The Importance of Shared Volumes:

The deployment defines a shared volume (shared-data) using emptyDir. This allows both the primary container and the sidecar container to access the same synchronized data. Kubernetes sidecar containers often use shared volumes for data persistence, log collection (e.g., Fluent Bit sidecar), and inter-container communication.

Kubernetes Logging Best Practices with Sidecars:

Using a Logging Sidecar:
- Instead of configuring logging within the primary application, a separate container (e.g., a Fluent Bit sidecar) can collect logs and forward them to a centralized logging system.
Using Container Watchdog Sidecar:
- A watchdog sidecar container can be used to monitor the primary container’s health and restart it if needed.
K8s Pod Container Run Command After Container Started:
- If you need to execute commands after the main container starts, a custom sidecar can watch the logs and trigger actions.

ECS Sidecar Containers:

In AWS ECS (Elastic Container Service), sidecar containers are also widely used. ECS sidecar containers function similarly to Kubernetes sidecars, enabling log forwarding, proxying, and data synchronization in ECS task definitions.

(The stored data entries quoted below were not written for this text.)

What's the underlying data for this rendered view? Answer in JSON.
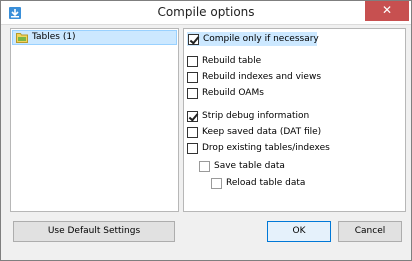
{
  "window": {
    "title": "Compile options",
    "close_glyph": "✕",
    "app_icon": "app-icon",
    "accent_color": "#c75050"
  },
  "tree": {
    "items": [
      {
        "label": "Tables (1)",
        "icon": "folder-icon",
        "selected": true
      }
    ]
  },
  "options": {
    "compile_only": {
      "label": "Compile only if necessary",
      "checked": true
    },
    "rebuild_table": {
      "label": "Rebuild table",
      "checked": false
    },
    "rebuild_indexes": {
      "label": "Rebuild indexes and views",
      "checked": false
    },
    "rebuild_oams": {
      "label": "Rebuild OAMs",
      "checked": false
    },
    "strip_debug": {
      "label": "Strip debug information",
      "checked": true
    },
    "keep_saved": {
      "label": "Keep saved data (DAT file)",
      "checked": false
    },
    "drop_existing": {
      "label": "Drop existing tables/indexes",
      "checked": false
    },
    "save_table": {
      "label": "Save table data",
      "checked": false,
      "enabled": false
    },
    "reload_table": {
      "label": "Reload table data",
      "checked": false,
      "enabled": false
    }
  },
  "buttons": {
    "use_default": "Use Default Settings",
    "ok": "OK",
    "cancel": "Cancel"
  }
}
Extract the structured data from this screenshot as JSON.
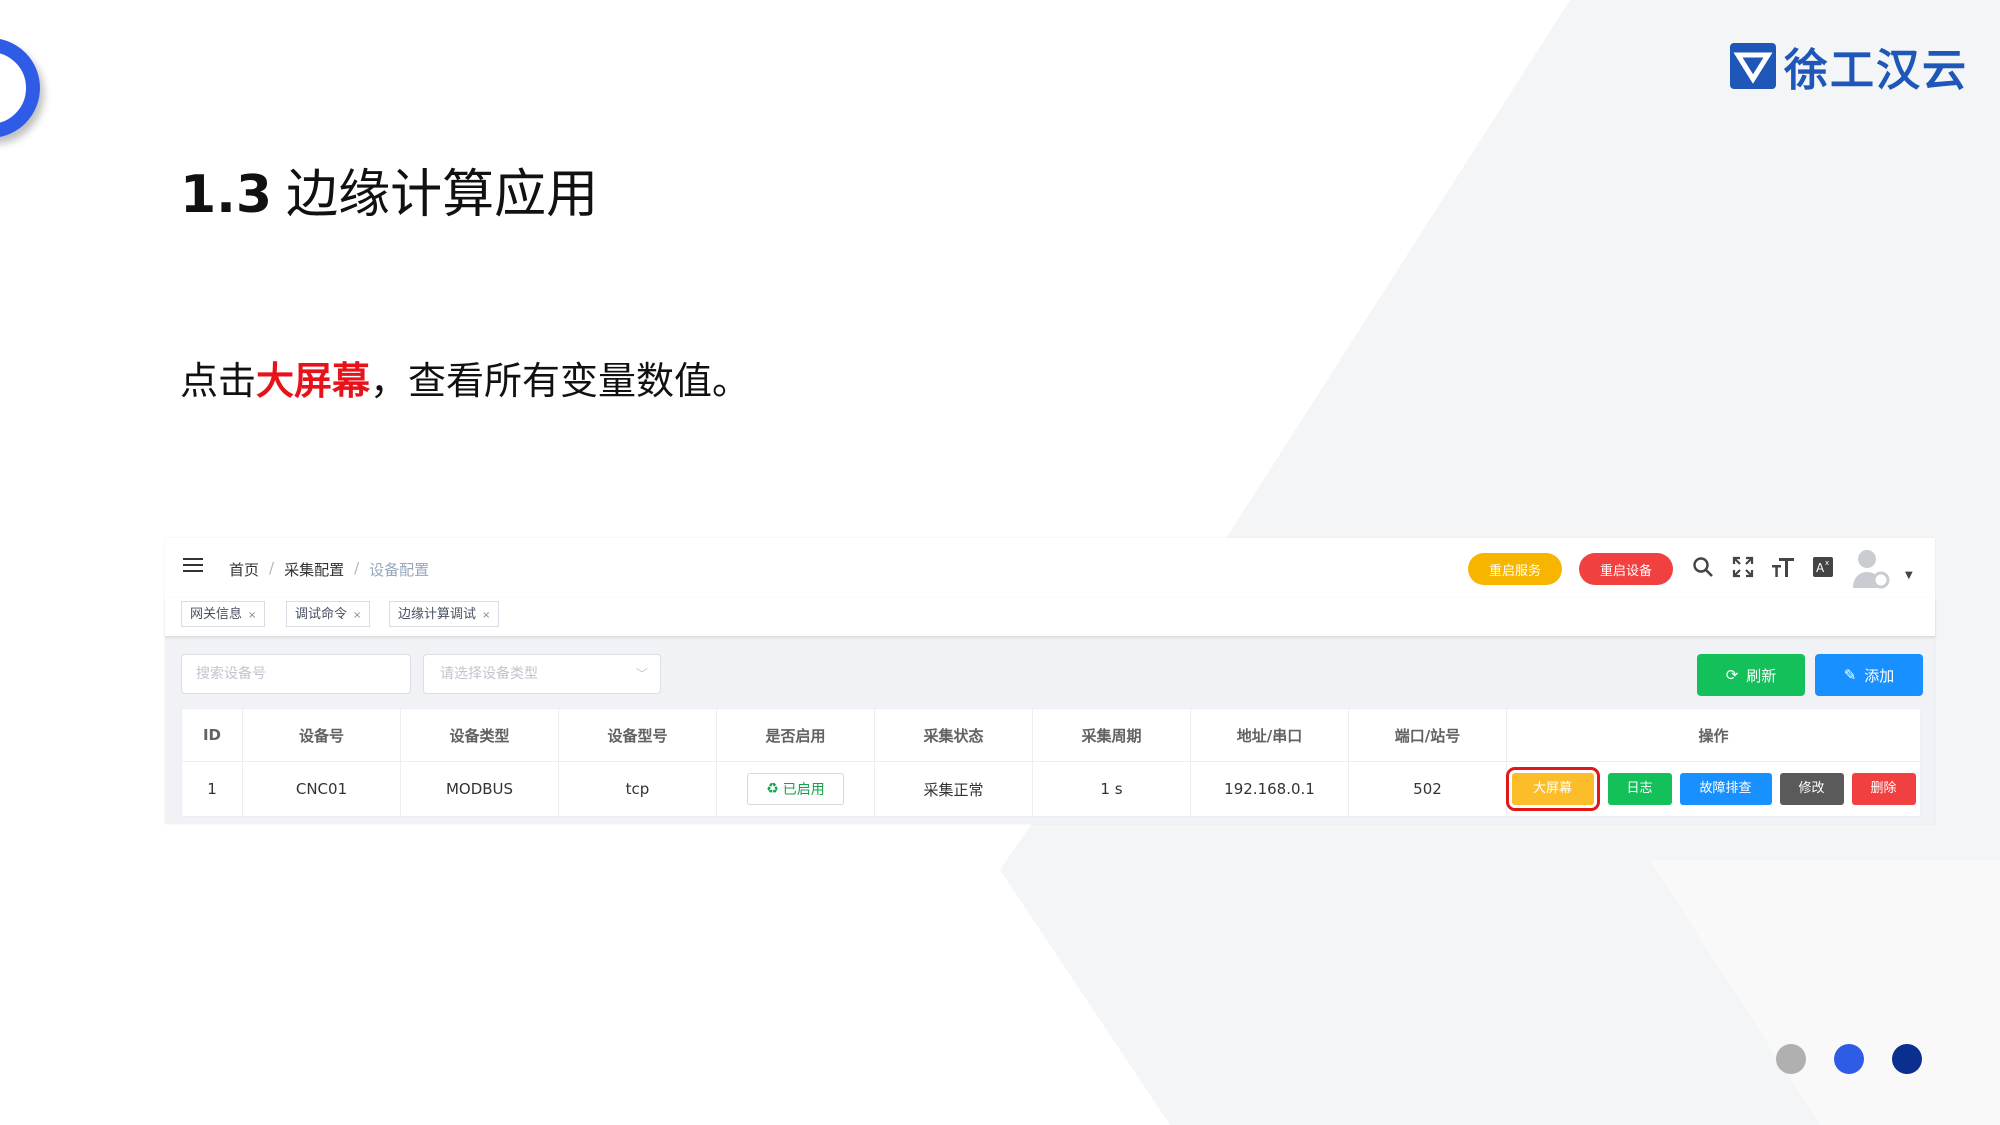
{
  "slide": {
    "title_number": "1.3",
    "title_text": "边缘计算应用",
    "instruction_prefix": "点击",
    "instruction_highlight": "大屏幕",
    "instruction_suffix": "，查看所有变量数值。"
  },
  "logo": {
    "text": "徐工汉云",
    "color": "#1e57b8"
  },
  "app": {
    "breadcrumb": [
      "首页",
      "采集配置",
      "设备配置"
    ],
    "breadcrumb_sep": "/",
    "header_buttons": {
      "restart_service": "重启服务",
      "restart_device": "重启设备"
    },
    "icons": [
      "menu-icon",
      "search-icon",
      "fullscreen-icon",
      "font-size-icon",
      "translate-icon",
      "user-avatar-icon"
    ],
    "tags": [
      {
        "label": "网关信息",
        "close": "×"
      },
      {
        "label": "调试命令",
        "close": "×"
      },
      {
        "label": "边缘计算调试",
        "close": "×"
      }
    ],
    "search_placeholder": "搜索设备号",
    "select_placeholder": "请选择设备类型",
    "buttons": {
      "refresh": "刷新",
      "add": "添加"
    },
    "table": {
      "headers": [
        "ID",
        "设备号",
        "设备类型",
        "设备型号",
        "是否启用",
        "采集状态",
        "采集周期",
        "地址/串口",
        "端口/站号",
        "操作"
      ],
      "row": {
        "id": "1",
        "device_no": "CNC01",
        "device_type": "MODBUS",
        "device_model": "tcp",
        "enabled": "已启用",
        "status": "采集正常",
        "period": "1 s",
        "address": "192.168.0.1",
        "port": "502"
      },
      "actions": [
        "大屏幕",
        "日志",
        "故障排查",
        "修改",
        "删除"
      ]
    }
  },
  "colors": {
    "accent_blue": "#2f5ce6",
    "highlight_red": "#e8121b",
    "success_green": "#13c05a",
    "primary_blue": "#1890ff",
    "warning_yellow": "#f7b500",
    "danger_red": "#f04040",
    "dots": [
      "#b0b0b0",
      "#2f5ce6",
      "#0a2f8f"
    ]
  }
}
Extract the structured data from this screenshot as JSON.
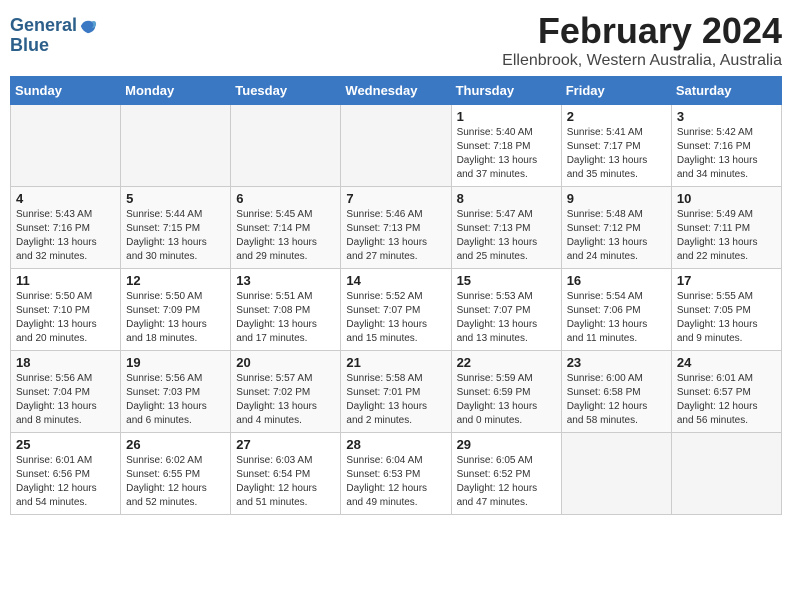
{
  "logo": {
    "line1": "General",
    "line2": "Blue"
  },
  "title": "February 2024",
  "subtitle": "Ellenbrook, Western Australia, Australia",
  "days_header": [
    "Sunday",
    "Monday",
    "Tuesday",
    "Wednesday",
    "Thursday",
    "Friday",
    "Saturday"
  ],
  "weeks": [
    [
      {
        "num": "",
        "detail": ""
      },
      {
        "num": "",
        "detail": ""
      },
      {
        "num": "",
        "detail": ""
      },
      {
        "num": "",
        "detail": ""
      },
      {
        "num": "1",
        "detail": "Sunrise: 5:40 AM\nSunset: 7:18 PM\nDaylight: 13 hours\nand 37 minutes."
      },
      {
        "num": "2",
        "detail": "Sunrise: 5:41 AM\nSunset: 7:17 PM\nDaylight: 13 hours\nand 35 minutes."
      },
      {
        "num": "3",
        "detail": "Sunrise: 5:42 AM\nSunset: 7:16 PM\nDaylight: 13 hours\nand 34 minutes."
      }
    ],
    [
      {
        "num": "4",
        "detail": "Sunrise: 5:43 AM\nSunset: 7:16 PM\nDaylight: 13 hours\nand 32 minutes."
      },
      {
        "num": "5",
        "detail": "Sunrise: 5:44 AM\nSunset: 7:15 PM\nDaylight: 13 hours\nand 30 minutes."
      },
      {
        "num": "6",
        "detail": "Sunrise: 5:45 AM\nSunset: 7:14 PM\nDaylight: 13 hours\nand 29 minutes."
      },
      {
        "num": "7",
        "detail": "Sunrise: 5:46 AM\nSunset: 7:13 PM\nDaylight: 13 hours\nand 27 minutes."
      },
      {
        "num": "8",
        "detail": "Sunrise: 5:47 AM\nSunset: 7:13 PM\nDaylight: 13 hours\nand 25 minutes."
      },
      {
        "num": "9",
        "detail": "Sunrise: 5:48 AM\nSunset: 7:12 PM\nDaylight: 13 hours\nand 24 minutes."
      },
      {
        "num": "10",
        "detail": "Sunrise: 5:49 AM\nSunset: 7:11 PM\nDaylight: 13 hours\nand 22 minutes."
      }
    ],
    [
      {
        "num": "11",
        "detail": "Sunrise: 5:50 AM\nSunset: 7:10 PM\nDaylight: 13 hours\nand 20 minutes."
      },
      {
        "num": "12",
        "detail": "Sunrise: 5:50 AM\nSunset: 7:09 PM\nDaylight: 13 hours\nand 18 minutes."
      },
      {
        "num": "13",
        "detail": "Sunrise: 5:51 AM\nSunset: 7:08 PM\nDaylight: 13 hours\nand 17 minutes."
      },
      {
        "num": "14",
        "detail": "Sunrise: 5:52 AM\nSunset: 7:07 PM\nDaylight: 13 hours\nand 15 minutes."
      },
      {
        "num": "15",
        "detail": "Sunrise: 5:53 AM\nSunset: 7:07 PM\nDaylight: 13 hours\nand 13 minutes."
      },
      {
        "num": "16",
        "detail": "Sunrise: 5:54 AM\nSunset: 7:06 PM\nDaylight: 13 hours\nand 11 minutes."
      },
      {
        "num": "17",
        "detail": "Sunrise: 5:55 AM\nSunset: 7:05 PM\nDaylight: 13 hours\nand 9 minutes."
      }
    ],
    [
      {
        "num": "18",
        "detail": "Sunrise: 5:56 AM\nSunset: 7:04 PM\nDaylight: 13 hours\nand 8 minutes."
      },
      {
        "num": "19",
        "detail": "Sunrise: 5:56 AM\nSunset: 7:03 PM\nDaylight: 13 hours\nand 6 minutes."
      },
      {
        "num": "20",
        "detail": "Sunrise: 5:57 AM\nSunset: 7:02 PM\nDaylight: 13 hours\nand 4 minutes."
      },
      {
        "num": "21",
        "detail": "Sunrise: 5:58 AM\nSunset: 7:01 PM\nDaylight: 13 hours\nand 2 minutes."
      },
      {
        "num": "22",
        "detail": "Sunrise: 5:59 AM\nSunset: 6:59 PM\nDaylight: 13 hours\nand 0 minutes."
      },
      {
        "num": "23",
        "detail": "Sunrise: 6:00 AM\nSunset: 6:58 PM\nDaylight: 12 hours\nand 58 minutes."
      },
      {
        "num": "24",
        "detail": "Sunrise: 6:01 AM\nSunset: 6:57 PM\nDaylight: 12 hours\nand 56 minutes."
      }
    ],
    [
      {
        "num": "25",
        "detail": "Sunrise: 6:01 AM\nSunset: 6:56 PM\nDaylight: 12 hours\nand 54 minutes."
      },
      {
        "num": "26",
        "detail": "Sunrise: 6:02 AM\nSunset: 6:55 PM\nDaylight: 12 hours\nand 52 minutes."
      },
      {
        "num": "27",
        "detail": "Sunrise: 6:03 AM\nSunset: 6:54 PM\nDaylight: 12 hours\nand 51 minutes."
      },
      {
        "num": "28",
        "detail": "Sunrise: 6:04 AM\nSunset: 6:53 PM\nDaylight: 12 hours\nand 49 minutes."
      },
      {
        "num": "29",
        "detail": "Sunrise: 6:05 AM\nSunset: 6:52 PM\nDaylight: 12 hours\nand 47 minutes."
      },
      {
        "num": "",
        "detail": ""
      },
      {
        "num": "",
        "detail": ""
      }
    ]
  ]
}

Why Use the Sidecar Pattern?

By implementing the sidecar pattern in your Kubernetes deployments, you can achieve the following advantages:

Separation of Concerns:
- The main application container focuses on its primary function while the sidecar container handles supporting tasks like logging, data synchronization, or security.
Reusability:
- A well-designed sidecar container (e.g., docker sidecar for logging) can be reused across multiple projects, reducing development time.
Flexibility:
- The sidecar container can be updated, replaced, or modified independently of the main application, offering better maintainability.
Scalability:
- With Kubernetes sidecar containers, additional functionalities can be introduced without modifying the main application, making deployments more modular.

Conclusion:

In this blog post, we've explored the sidecar container pattern and its real-world application in Kubernetes. From data synchronization with AWS S3 to logging best practices using Fluent Bit sidecars, we've seen how this architecture enhances flexibility, maintainability, and scalability in containerized applications.

Whether you are using Kubernetes, Docker, or ECS, understanding and leveraging sidecar containers can significantly improve your application’s resilience and extensibility. If you're considering implementing sidecar containers, start with a simple use case like data synchronization or log aggregation, and expand from there!